Fans of Jay Z may recognize the intro which is sampled at the beginning of Jay Z's so called farewell album a couple anos back where his mother talks about the little Sean Carter...
The Chi-Lites - "There Will Never Be Any Peace (Until God Is Seated At The Conference Table)"
And one last bit of rubbish...
Here are two cuts from the late great Steve Marriott, a bloke who starred as Oliver on the english stage as a child, and grew up to be a big bad boogie woogie rock n roll star. Humble Pie started when Marriott quit the Small Faces after he tried to add Peter Frampton to the group in late 1968.
By 1969, Marriott had woodshedded his new project at his country cottage, and they were developing a bluesy hippie folk blend replete with caftans & lotsa then fashionable hashy sounding hookless hookah inspired jams. Marriott settled on a lineup featuring Frampton whom he'd plucked out of The Herd, Greg Ridley from Spooky Tooth, and young lad named Jerry Shirley from some less lucky combos called Valkryie and Apostolic Intervention.
Within a few years Frampton would have quit, but the band had taken off in America on the concert circuit, and were literally flying high via their own private jet plane filled with black female back up singers & piles of expensive South American powders. They'd have a good run, for a few years...and become one of the early seventies top stateside concert draws. Their live albums were generally better received than their studio works, and the band began known for really stretching out, and doing lotsa crowd pleasing elongated covers of their personal faves rather than waste time churning out their own crap...
Humble Pie weren't too precious to kick out versions of Graham Gouldman's "For Your Love", The Rolling Stones' "Honky Tonk Women", Johnny Kidd and the Pirates' "Shakin' All Over", Ray Charles "Hallelujah I Love Her So" or how about a 1969 setlist staple, their 21 minute Night Trippin' version of Dr.
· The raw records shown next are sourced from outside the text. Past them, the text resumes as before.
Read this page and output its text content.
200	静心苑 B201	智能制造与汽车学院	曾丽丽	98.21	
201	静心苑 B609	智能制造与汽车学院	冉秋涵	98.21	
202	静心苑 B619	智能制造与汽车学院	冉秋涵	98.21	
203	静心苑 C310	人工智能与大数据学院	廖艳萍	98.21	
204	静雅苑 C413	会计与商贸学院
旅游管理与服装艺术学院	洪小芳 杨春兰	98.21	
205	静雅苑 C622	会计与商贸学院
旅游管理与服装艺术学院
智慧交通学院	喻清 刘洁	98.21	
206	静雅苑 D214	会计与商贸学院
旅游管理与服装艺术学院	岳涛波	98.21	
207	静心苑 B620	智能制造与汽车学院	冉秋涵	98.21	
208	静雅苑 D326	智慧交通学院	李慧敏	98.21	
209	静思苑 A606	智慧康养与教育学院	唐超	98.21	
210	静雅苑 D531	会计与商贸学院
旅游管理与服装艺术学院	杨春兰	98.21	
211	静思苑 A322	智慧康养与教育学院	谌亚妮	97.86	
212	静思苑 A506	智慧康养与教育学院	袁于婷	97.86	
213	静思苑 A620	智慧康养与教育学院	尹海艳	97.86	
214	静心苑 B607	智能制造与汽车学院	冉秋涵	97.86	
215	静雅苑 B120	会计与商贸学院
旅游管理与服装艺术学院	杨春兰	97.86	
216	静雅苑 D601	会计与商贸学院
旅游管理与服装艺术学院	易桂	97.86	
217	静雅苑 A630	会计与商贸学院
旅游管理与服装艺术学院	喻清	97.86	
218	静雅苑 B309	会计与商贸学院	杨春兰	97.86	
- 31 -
John's "I Walk on Gilded Splinters".
That's not to say they didn't have hits of their own ( check out "Thirt days In The Hole", "I Don't Need No Doctor", or "Stone Cold Fever" for a taste of their own awesome barrelhouse bang ups).
But what you'll hear next is the formative stages, with their tender English roots still dangling before they'd truly gotten Humble Pie off the ground, and prior to the hard living Marriott ending up burnt out with Humble Pie basically disbanded by 1975.
This is from their hopeful, somewhat less assured & vaguely obscured 1969 debut single for Andrew Loog Oldham's Immediate label...
Enjoy the snappin, cracklin & poppin from a crusty 38 year old dutch pressing that I scored in a likely now defunct Savannah Georgia clothing/record shop called Cha Cha Chiffon's a few years back...
We'll start with the naughty themed B-side called Wrist Job, a song that was never originally part of any official Humble Pie albums until later on after it was compiled into Greatest Hits type collections when Immediate went bankrupt...
Humble Pie - Wrist Job
Here's the "hit"
Small Faces - Natural Born Bugie
Anyhow... if ya like the Humble Pie stuff, lemme know in da comments and I'll do a bit more in depth look back and include some rare Small Faces, Humble Pie and even some later stuff from Marriott before his untimely 1991 death by housefire in the same cottage where Humble Pie had first started.
But these will have to suffice for now...
Gotta Go...
I'll have more music & tall tales in the coming daze of course...
but, check the archives if yer bored, there's over 400 some entries in here...
3 comments:
As far as I am concerned Marriot had the best voice that any English male singer had ... EVER!!!!
I'll be interested to see what 'rare' Small Faces stuff you've got
I'm game for more old stuff!
Thanks.
yeh, lil mike. love the humble pie/small faces posts. humble pie almost never makes it into the canon of 70s rock oldies, but we listened to them as much as anyone else. i persnoally don't much care for the old led zep stuff these days, but the humble pie stuff still sounds fresh to me.